The fact that Israel’s Foreign Ministry in Jerusalem and its 103 consulates around the world are on strike is an embarrassment. Prime Minister Netanyahu had to cancel a planned trip in April to Latin America because of this strike, stemming from diplomats’ protests over employment conditions, including a pay cut. And the planned state visit of Pope Francis in May is in jeopardy, as are any number of other diplomatic projects.
Adding to the problem, and underscoring the sad situation, is that most Israelis seem unconcerned. Perhaps they don’t realize the important and often selfless work accomplished by these emissaries of the Jewish state, who are underpaid and underappreciated, especially those in junior and mid-level positions.
Malcolm Hoenlein, executive vice chairman of the Conference of Presidents of Major American Jewish Organizations, wrote in Haaretz this week that most members of Israel’s foreign service “are amongst the hardest working and most devoted, dedicated and committed public servants I have ever met.”
The Foreign Ministry office in Jerusalem and missions in the U.S. and elsewhere are closed to all activities, which in addition to facilitating the visits of foreign dignitaries and other leaders include dealing with economic ties, hasbara advocacy for Israel, and practical services for travelers and Israeli citizens living abroad.

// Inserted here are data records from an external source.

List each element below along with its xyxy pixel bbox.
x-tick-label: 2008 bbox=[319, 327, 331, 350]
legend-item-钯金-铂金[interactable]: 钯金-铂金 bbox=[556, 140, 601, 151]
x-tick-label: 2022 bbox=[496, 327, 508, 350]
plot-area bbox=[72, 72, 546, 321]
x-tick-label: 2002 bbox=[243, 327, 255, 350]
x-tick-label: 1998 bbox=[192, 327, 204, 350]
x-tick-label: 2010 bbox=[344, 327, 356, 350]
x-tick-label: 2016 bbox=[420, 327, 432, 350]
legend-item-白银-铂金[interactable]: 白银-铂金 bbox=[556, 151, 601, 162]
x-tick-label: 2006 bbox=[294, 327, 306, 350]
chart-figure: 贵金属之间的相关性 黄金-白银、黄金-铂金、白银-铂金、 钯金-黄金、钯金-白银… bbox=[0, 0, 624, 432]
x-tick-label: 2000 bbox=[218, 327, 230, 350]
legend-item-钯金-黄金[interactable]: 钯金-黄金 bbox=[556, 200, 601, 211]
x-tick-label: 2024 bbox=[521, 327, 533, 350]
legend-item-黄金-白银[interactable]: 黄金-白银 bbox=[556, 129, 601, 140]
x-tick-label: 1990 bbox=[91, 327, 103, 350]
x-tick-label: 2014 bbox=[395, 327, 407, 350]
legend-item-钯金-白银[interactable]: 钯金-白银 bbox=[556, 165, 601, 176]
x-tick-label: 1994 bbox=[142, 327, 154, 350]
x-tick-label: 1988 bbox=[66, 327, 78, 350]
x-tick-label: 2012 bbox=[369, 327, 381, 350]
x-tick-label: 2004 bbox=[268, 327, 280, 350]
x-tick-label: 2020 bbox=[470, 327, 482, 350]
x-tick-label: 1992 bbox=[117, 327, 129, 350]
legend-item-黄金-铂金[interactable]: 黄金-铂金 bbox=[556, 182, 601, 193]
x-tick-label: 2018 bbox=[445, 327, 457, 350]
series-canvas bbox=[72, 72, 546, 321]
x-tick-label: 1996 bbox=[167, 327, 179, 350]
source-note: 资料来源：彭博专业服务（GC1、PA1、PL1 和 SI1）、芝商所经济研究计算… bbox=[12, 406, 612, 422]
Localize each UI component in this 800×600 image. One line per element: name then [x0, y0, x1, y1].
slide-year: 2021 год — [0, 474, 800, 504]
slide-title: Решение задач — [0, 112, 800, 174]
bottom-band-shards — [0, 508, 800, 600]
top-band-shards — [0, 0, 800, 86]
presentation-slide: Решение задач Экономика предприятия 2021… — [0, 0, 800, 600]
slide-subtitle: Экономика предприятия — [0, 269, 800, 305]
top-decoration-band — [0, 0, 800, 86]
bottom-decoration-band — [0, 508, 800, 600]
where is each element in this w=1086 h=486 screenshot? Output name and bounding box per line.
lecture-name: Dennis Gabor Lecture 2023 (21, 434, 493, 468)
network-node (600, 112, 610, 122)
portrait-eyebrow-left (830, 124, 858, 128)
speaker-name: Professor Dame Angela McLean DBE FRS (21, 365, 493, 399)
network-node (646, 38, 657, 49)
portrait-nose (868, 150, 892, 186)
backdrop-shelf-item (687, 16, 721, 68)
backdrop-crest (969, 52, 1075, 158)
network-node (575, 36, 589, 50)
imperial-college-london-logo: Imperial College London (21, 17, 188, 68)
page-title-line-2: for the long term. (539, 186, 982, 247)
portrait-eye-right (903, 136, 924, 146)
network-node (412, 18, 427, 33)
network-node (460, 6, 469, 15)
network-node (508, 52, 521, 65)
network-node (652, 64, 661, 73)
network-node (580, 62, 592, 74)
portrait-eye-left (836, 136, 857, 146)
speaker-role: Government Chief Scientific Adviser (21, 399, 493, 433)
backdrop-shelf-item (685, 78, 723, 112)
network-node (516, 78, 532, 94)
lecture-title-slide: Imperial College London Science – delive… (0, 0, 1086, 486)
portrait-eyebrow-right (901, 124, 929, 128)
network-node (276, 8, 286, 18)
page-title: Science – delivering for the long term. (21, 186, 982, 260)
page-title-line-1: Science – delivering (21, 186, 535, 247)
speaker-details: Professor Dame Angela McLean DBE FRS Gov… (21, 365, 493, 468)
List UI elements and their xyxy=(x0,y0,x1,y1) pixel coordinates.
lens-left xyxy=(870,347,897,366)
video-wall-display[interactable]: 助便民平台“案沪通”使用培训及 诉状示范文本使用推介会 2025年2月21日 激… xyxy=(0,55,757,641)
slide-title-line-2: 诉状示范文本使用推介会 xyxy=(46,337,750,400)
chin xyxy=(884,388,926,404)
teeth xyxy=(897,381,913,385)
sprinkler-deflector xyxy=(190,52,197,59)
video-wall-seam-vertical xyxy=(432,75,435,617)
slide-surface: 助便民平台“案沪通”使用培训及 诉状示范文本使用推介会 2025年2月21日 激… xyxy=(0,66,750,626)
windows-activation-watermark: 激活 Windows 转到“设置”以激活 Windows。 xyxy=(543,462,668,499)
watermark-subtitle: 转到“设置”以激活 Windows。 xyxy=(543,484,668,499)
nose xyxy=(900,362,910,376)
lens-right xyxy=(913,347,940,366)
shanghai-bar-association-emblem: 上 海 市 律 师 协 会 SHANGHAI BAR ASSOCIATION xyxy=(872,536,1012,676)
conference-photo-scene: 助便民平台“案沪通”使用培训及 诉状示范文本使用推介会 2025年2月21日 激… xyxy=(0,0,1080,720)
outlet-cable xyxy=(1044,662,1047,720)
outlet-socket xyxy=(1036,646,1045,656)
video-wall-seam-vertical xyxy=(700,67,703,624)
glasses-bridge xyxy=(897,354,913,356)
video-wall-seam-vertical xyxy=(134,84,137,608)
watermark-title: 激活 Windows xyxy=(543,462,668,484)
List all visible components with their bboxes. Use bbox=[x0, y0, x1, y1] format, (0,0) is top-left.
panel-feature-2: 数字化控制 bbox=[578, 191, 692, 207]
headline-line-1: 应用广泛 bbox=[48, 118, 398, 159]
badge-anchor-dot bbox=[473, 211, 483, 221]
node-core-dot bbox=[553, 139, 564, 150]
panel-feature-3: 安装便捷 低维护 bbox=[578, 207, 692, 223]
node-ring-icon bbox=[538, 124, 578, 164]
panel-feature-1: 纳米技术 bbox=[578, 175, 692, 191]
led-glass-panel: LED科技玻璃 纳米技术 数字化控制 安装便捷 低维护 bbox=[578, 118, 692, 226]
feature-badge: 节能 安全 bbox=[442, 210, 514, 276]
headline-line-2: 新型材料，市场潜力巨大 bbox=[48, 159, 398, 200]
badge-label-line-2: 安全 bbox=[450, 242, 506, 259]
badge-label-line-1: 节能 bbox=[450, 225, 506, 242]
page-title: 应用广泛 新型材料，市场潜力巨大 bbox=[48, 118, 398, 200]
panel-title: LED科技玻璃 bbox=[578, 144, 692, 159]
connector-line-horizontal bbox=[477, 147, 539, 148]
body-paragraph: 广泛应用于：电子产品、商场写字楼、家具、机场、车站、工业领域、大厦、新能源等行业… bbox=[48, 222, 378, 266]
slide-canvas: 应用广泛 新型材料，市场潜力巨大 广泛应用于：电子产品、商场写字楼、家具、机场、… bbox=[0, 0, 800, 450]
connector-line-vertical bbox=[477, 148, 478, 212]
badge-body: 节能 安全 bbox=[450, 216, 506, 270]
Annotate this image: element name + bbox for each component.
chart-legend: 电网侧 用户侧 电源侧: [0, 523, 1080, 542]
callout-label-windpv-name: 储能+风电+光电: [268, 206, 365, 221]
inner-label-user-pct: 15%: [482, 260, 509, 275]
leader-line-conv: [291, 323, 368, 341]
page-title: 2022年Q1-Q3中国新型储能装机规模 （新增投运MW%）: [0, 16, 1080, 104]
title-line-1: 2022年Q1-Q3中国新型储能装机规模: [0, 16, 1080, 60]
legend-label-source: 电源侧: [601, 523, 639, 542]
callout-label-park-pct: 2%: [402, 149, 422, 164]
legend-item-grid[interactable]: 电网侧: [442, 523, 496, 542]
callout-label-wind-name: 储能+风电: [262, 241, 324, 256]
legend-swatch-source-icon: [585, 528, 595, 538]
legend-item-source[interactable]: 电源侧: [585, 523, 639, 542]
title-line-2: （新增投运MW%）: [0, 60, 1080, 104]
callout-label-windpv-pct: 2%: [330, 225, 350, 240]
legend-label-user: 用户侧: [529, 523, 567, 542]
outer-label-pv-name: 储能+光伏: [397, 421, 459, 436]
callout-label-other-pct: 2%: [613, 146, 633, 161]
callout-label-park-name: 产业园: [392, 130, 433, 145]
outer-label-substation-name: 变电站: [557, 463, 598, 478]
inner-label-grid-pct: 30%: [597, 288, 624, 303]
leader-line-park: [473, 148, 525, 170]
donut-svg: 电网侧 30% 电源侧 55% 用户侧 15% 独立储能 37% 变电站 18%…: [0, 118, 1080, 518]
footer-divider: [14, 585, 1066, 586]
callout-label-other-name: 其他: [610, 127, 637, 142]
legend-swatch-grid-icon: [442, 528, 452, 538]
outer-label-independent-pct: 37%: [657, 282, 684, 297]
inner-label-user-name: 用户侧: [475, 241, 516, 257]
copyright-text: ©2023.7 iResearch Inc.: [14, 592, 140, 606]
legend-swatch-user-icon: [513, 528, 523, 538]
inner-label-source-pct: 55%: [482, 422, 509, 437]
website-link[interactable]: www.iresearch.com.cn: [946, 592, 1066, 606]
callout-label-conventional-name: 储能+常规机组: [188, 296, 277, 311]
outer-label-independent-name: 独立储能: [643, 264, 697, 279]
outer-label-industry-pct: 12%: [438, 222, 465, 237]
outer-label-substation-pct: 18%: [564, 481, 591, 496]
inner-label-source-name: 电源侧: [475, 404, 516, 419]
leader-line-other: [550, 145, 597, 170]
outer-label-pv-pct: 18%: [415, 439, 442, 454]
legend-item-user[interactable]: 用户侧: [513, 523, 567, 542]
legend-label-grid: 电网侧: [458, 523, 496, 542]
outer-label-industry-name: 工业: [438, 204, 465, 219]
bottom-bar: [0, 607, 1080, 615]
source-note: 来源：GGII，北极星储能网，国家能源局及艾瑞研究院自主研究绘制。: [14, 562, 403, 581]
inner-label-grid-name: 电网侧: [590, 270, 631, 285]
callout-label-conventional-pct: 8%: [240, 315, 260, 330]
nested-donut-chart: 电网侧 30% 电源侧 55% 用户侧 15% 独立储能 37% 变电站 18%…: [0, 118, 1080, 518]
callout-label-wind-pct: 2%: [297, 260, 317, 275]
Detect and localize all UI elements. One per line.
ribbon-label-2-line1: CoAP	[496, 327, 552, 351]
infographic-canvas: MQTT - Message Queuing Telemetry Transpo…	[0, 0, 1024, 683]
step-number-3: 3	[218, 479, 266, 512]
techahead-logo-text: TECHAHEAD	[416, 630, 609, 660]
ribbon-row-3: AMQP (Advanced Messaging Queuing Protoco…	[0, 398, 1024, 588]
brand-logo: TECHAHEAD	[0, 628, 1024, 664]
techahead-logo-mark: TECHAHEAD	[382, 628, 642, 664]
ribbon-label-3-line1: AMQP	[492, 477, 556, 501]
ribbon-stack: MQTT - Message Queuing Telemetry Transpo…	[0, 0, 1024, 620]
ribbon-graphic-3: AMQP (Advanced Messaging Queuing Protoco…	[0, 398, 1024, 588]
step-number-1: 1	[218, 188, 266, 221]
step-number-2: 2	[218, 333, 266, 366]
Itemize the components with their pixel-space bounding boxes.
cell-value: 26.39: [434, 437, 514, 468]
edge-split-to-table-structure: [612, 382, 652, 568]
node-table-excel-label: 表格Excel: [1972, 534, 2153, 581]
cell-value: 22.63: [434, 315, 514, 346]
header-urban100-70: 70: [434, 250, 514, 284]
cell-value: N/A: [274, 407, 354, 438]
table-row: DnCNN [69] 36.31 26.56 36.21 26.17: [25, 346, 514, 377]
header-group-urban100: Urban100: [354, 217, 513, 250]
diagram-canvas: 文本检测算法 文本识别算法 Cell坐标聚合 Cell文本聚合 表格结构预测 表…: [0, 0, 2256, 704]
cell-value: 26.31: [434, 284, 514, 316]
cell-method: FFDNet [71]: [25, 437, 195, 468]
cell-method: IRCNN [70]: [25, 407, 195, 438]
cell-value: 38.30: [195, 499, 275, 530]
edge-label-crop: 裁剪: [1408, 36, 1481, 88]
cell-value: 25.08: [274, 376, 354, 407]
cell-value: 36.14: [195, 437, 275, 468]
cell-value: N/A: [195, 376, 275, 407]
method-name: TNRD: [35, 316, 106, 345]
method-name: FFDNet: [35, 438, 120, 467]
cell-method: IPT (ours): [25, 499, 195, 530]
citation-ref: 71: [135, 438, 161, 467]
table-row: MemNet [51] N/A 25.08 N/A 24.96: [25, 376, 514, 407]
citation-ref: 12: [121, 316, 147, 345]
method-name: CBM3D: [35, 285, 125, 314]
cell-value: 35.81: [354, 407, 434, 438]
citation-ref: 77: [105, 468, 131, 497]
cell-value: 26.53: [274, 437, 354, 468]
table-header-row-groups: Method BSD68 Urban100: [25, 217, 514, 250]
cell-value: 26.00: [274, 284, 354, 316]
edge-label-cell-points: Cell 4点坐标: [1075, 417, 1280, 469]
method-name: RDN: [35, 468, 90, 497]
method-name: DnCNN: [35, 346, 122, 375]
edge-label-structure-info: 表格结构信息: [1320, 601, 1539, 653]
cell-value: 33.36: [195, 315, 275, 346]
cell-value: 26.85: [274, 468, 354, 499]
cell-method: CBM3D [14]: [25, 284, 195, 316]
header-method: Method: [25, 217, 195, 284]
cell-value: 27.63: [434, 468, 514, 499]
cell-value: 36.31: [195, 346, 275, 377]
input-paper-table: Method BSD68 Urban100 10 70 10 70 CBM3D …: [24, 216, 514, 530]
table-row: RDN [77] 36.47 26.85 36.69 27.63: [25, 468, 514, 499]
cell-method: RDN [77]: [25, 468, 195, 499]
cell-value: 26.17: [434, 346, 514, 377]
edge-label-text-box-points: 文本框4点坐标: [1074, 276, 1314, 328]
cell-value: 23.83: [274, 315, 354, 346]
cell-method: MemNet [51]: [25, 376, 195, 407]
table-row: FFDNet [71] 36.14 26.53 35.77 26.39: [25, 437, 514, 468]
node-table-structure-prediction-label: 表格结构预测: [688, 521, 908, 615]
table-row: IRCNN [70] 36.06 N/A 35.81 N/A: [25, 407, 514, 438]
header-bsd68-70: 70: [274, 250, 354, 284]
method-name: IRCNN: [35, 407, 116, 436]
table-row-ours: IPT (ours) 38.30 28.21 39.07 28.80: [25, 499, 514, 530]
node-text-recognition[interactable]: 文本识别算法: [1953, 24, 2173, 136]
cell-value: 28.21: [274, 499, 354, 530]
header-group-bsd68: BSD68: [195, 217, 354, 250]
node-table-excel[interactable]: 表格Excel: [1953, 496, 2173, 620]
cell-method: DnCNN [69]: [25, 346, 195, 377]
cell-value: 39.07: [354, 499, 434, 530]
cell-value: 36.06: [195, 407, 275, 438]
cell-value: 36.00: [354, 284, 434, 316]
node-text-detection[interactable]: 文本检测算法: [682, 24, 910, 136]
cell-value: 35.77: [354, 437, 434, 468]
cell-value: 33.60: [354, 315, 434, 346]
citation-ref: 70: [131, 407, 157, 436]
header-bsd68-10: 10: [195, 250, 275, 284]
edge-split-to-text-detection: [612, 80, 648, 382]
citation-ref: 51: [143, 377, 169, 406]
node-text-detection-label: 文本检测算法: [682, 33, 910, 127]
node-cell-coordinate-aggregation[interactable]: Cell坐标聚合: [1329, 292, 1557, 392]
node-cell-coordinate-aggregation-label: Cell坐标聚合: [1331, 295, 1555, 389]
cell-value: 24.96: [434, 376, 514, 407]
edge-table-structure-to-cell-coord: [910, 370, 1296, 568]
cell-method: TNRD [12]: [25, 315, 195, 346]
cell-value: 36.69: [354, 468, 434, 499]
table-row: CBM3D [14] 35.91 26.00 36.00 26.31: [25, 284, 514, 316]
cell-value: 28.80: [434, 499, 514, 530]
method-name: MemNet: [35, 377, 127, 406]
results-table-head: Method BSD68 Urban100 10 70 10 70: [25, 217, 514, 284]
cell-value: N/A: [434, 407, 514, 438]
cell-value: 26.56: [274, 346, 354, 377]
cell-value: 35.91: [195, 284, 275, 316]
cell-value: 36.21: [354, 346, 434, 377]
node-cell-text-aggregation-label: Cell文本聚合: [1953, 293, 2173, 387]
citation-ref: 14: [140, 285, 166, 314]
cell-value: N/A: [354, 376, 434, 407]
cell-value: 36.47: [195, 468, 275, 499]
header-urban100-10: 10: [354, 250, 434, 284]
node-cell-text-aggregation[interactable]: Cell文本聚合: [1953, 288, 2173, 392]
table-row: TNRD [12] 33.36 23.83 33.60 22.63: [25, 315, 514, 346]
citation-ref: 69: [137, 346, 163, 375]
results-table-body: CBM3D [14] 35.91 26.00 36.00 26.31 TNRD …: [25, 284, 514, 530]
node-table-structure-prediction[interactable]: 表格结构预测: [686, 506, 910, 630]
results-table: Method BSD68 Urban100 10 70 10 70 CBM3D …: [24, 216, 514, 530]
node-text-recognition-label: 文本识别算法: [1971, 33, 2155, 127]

One diplomat posted in New York told us he and his colleagues have endured increasing financial setbacks, adding that qualified spouses are often unable to work when abroad. He said that more than 35 percent of diplomatic recruits over the last decade have left their posts due to low financial remuneration. The Finance Ministry has allowed the talks to drag on for months.
One suggestion for freeing up funds: withhold pensions from senior Israeli politicians who, after leaving office, receive large sums of money to sit on boards of private companies or work in the private sector. They should be allowed to hold such positions, but if their income is, say, four times higher than their pension, or more than that, let them forego their pension.
Surely there are other creative ideas as well that can lead to ending this unfortunate strike, a wholly unnecessary black mark on Israel’s already tenuous image.